23/08/2026
【NFPA考察する、私が見た日本の実火災訓練施設】
日本では、地域条例や各種規制により、実火災訓練による排煙が周辺環境や住民へ与える影響、さらには地球環境への配慮も重視されていると理解しています。
しかし、これまで実際に見て使用してきた日本仕様の燃焼室を、米国規格であるNFPA1402の視点から比較すると、設計思想には大きな違いを感じます。
特に、日本国内では排煙規制を遵守するための仕様設計が優先される傾向があり、結果として実火災本来の火災性状を再現しきれていないケースも見受けられます。

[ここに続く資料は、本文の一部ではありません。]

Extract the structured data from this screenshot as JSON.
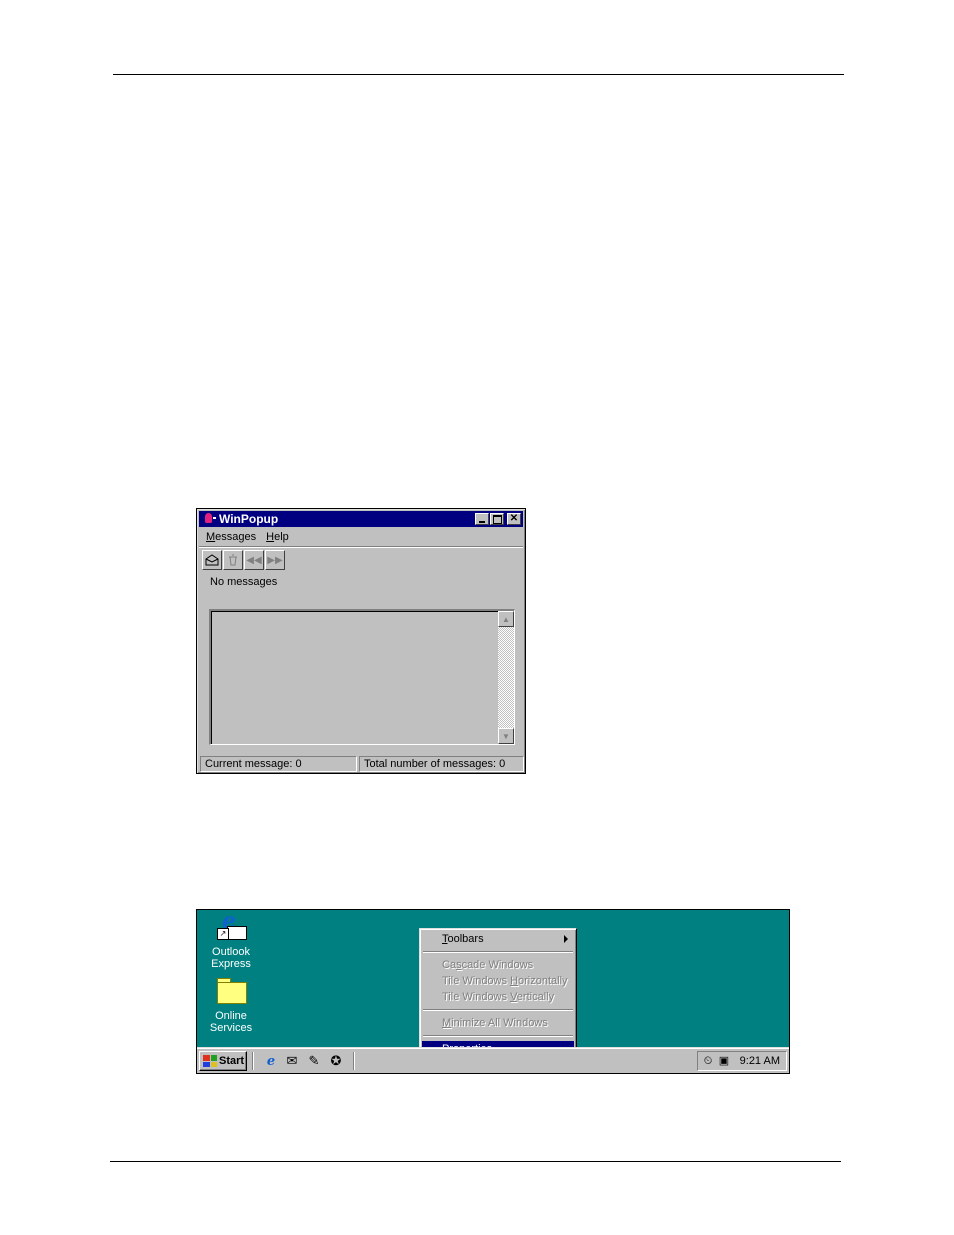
{
  "winpopup": {
    "title": "WinPopup",
    "menu": [
      {
        "label": "Messages",
        "key": "M",
        "rest": "essages"
      },
      {
        "label": "Help",
        "key": "H",
        "rest": "elp"
      }
    ],
    "toolbar_icons": [
      "envelope-icon",
      "trash-icon",
      "previous-icon",
      "next-icon"
    ],
    "status_text": "No messages",
    "statusbar": {
      "current": "Current message: 0",
      "total": "Total number of messages: 0"
    }
  },
  "desktop": {
    "background_color": "#008080",
    "icons": [
      {
        "line1": "Outlook",
        "line2": "Express",
        "icon": "outlook-express-icon"
      },
      {
        "line1": "Online",
        "line2": "Services",
        "icon": "folder-icon"
      }
    ],
    "context_menu": {
      "items": [
        {
          "pre": "",
          "key": "T",
          "post": "oolbars",
          "disabled": false,
          "submenu": true
        },
        {
          "pre": "Ca",
          "key": "s",
          "post": "cade Windows",
          "disabled": true
        },
        {
          "pre": "Tile Windows ",
          "key": "H",
          "post": "orizontally",
          "disabled": true
        },
        {
          "pre": "Tile Windows ",
          "key": "V",
          "post": "ertically",
          "disabled": true
        },
        {
          "pre": "",
          "key": "M",
          "post": "inimize All Windows",
          "disabled": true
        },
        {
          "pre": "P",
          "key": "r",
          "post": "operties",
          "selected": true
        }
      ]
    },
    "taskbar": {
      "start_label": "Start",
      "quick_launch": [
        "internet-explorer-icon",
        "outlook-express-icon",
        "show-desktop-icon",
        "channels-icon"
      ],
      "clock": "9:21 AM"
    }
  }
}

また、NFPA1402に準拠した設計ではない施設では、安全対策や熱負荷管理、換気設計などの観点から、訓練中のリスクが高まる可能性もあると考えます。
もちろん、日本国内においてNFPA規格は必須ではありません。
しかし、消防士教育において「安全性を確保しながら、火災性状への理解と経験値を高める」という目的を重視するのであれば、更なる構造的改良や運用の見直しが求められるのではないでしょうか。
実際の消火活動では、“煙を読む”ことが初動対応における極めて重要な指標です。
そのため、実火災訓練施設においても、単なる燃焼体験ではなく、火災性状や換気、煙の流動を含めたリアルな教育環境が必要だと感じています。
・設計
・導入コスト
・運用コスト
・インストラクター教育(NFPA1403)
・安全管理体制
・訓練目的の明確化
まだ多くの課題があるのが現状だと思います。
これはあくまで私個人の意見ですが、これらの諸問題を理解したうえで、消火活動における「安全運用」「訓練目的」「教育の方向性」が、今どこへ向かっているのかを改めて考える必要があると感じています。
安全運用には十分配慮し、今後も負傷者の出ない訓練環境が継続されることを願っています。